5. The Phase B image hash and ours digest are stable.

image_loaded_sha256 ea8d160e… UNCHANGED. Ours default digest stable × 3 cold runs. There is no signal of latent divergence in the pre-Phase-A surfaces that would benefit from scheduling alignment.

What to keep

  1. Phase D Stages 1-4 infrastructure stays in tree. Cvar kernel_emit_contention=false default-off; XENIA_CONTENTION_MANIFEST_PATH opt-in. Future phases can use them.
  2. All absorbers (C+18, C+21, D-extension) stay; they are correct and narrow.
  3. The Stage 0 OrderMode::ScanQuantum stays as a debug knob, documented as null-result.

What to defer

  1. Approach γ (broader scheduling-trace replay) — defer until a future cap demonstrably scheduling-related appears.
  2. Approach β / α (deterministic preemption / cooperative canary) — defer indefinitely.

What to do next

The next phase is C+24 (or whatever the natural next number) on the head divergence at idx 105,046: VdInitializeEngines.return_value (canary=1 ours=0). This is a regular engine bug investigation, ~5-50 LOC.

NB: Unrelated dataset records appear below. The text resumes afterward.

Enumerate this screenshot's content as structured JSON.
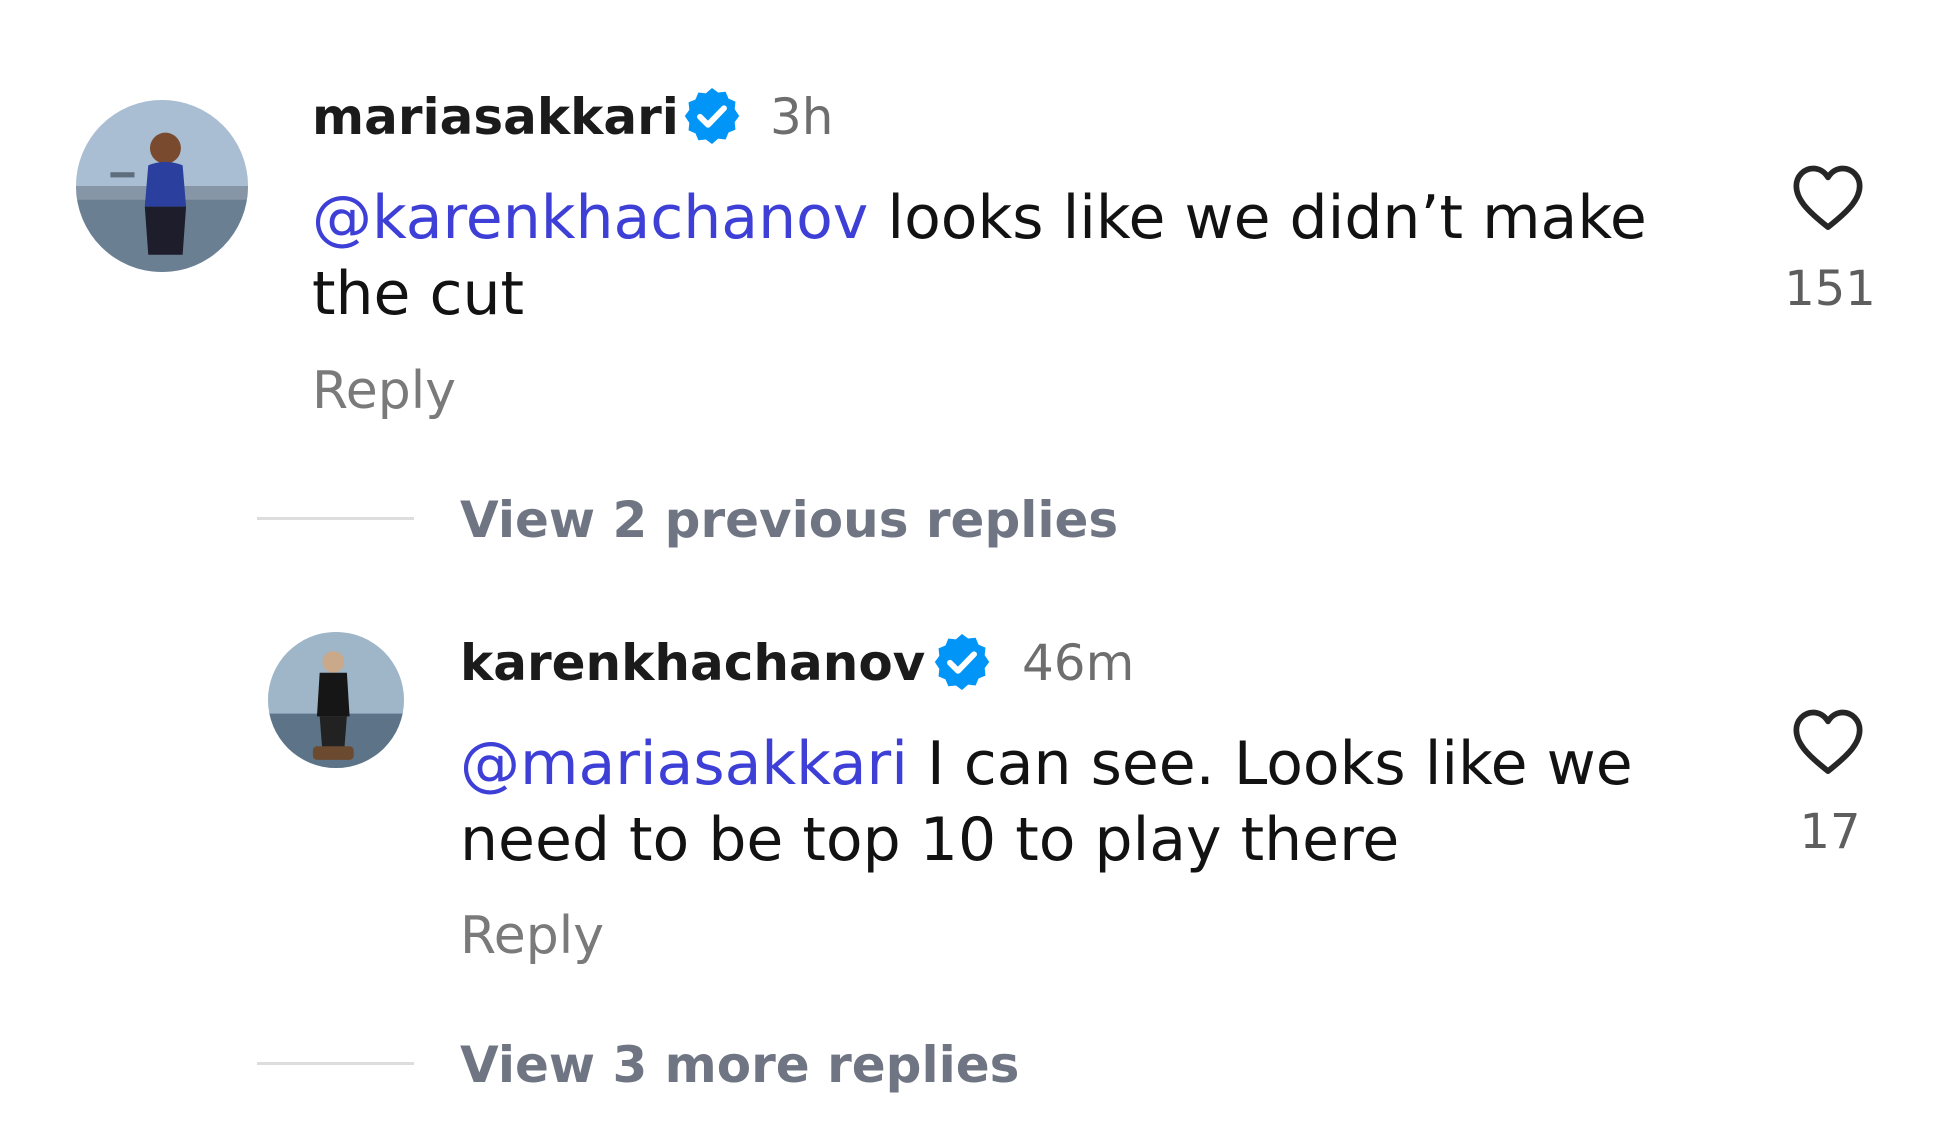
{
  "comments": [
    {
      "username": "mariasakkari",
      "time": "3h",
      "mention": "@karenkhachanov",
      "text_line1": " looks like we didn’t make",
      "text_line2": "the cut",
      "reply_label": "Reply",
      "like_count": "151"
    },
    {
      "username": "karenkhachanov",
      "time": "46m",
      "mention": "@mariasakkari",
      "text_line1": " I can see. Looks like we",
      "text_line2": "need to be top 10 to play there",
      "reply_label": "Reply",
      "like_count": "17"
    }
  ],
  "thread": {
    "view_previous": "View 2 previous replies",
    "view_more": "View 3 more replies"
  },
  "colors": {
    "mention": "#3d3fd6",
    "verified": "#0095f6",
    "muted": "#6f7582"
  }
}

Fallback: γ trigger criteria

If a future phase finds a NEW scheduling-determinism cap (defined as: two consecutive divergences whose root cause is contention/wakeup- ordering across ≥2 guest threads, NOT a guest-code bug or kernel emit-completeness gap), then revisit γ. The criteria:

  • The new cap is ≥1,000 events long.
  • The C+21 / D-extension absorbers cannot fold it within their current cap (32 pairs).
  • Empirical jitter sampling (≥3 canary colds) confirms structural shape divergence, not just SID identity drift.

If all three hold, γ is justified. Estimated ~600 LOC across 4-5 sessions.

What this recommendation is NOT

  • It is NOT "no scheduling work was useful." Stages 1-4 + D-extension produced the matched-prefix advance from 104,606 → 105,046 (+440).
  • It is NOT "the absorbers are perfect forever." They are explicit band-aids in spirit of reading-error #23, annotated in schema-v1.md v1.5.
  • It is NOT "ours and canary are bit-aligned in contention regions." They are measurably aligned (matched-prefix) but not structurally aligned (the underlying guest events still differ; the absorber folds the difference).

Multi-session budget if we proceed (γ scenario only)

Sessions estimated 4-5. NOT scheduled now.

stage LOC est session
γ-Stage 1: extend canary trace to wake/park/yield ~150 1
γ-Stage 2: extend manifest builder ~80 0.5
γ-Stage 3: generalized replayer in ours ~250 2
γ-Stage 4: diff-tool integration ~50 0.5
γ-Stage 5: validation + sister budgets n/a 1
total ~530 ~5

Acceptance for THIS session (planning-only)

  • Planning artifacts in audit-runs/phase-c23-scheduler-determinism-plan/.
  • Engine sources UNCHANGED (verified by file listing — only documentation + 1 python probe written).
  • Diff tool UNCHANGED.
  • Memory entry to be written next.
  • Recommendation justified against C+21 band-aid + breadth of contention regions + multi-session budget.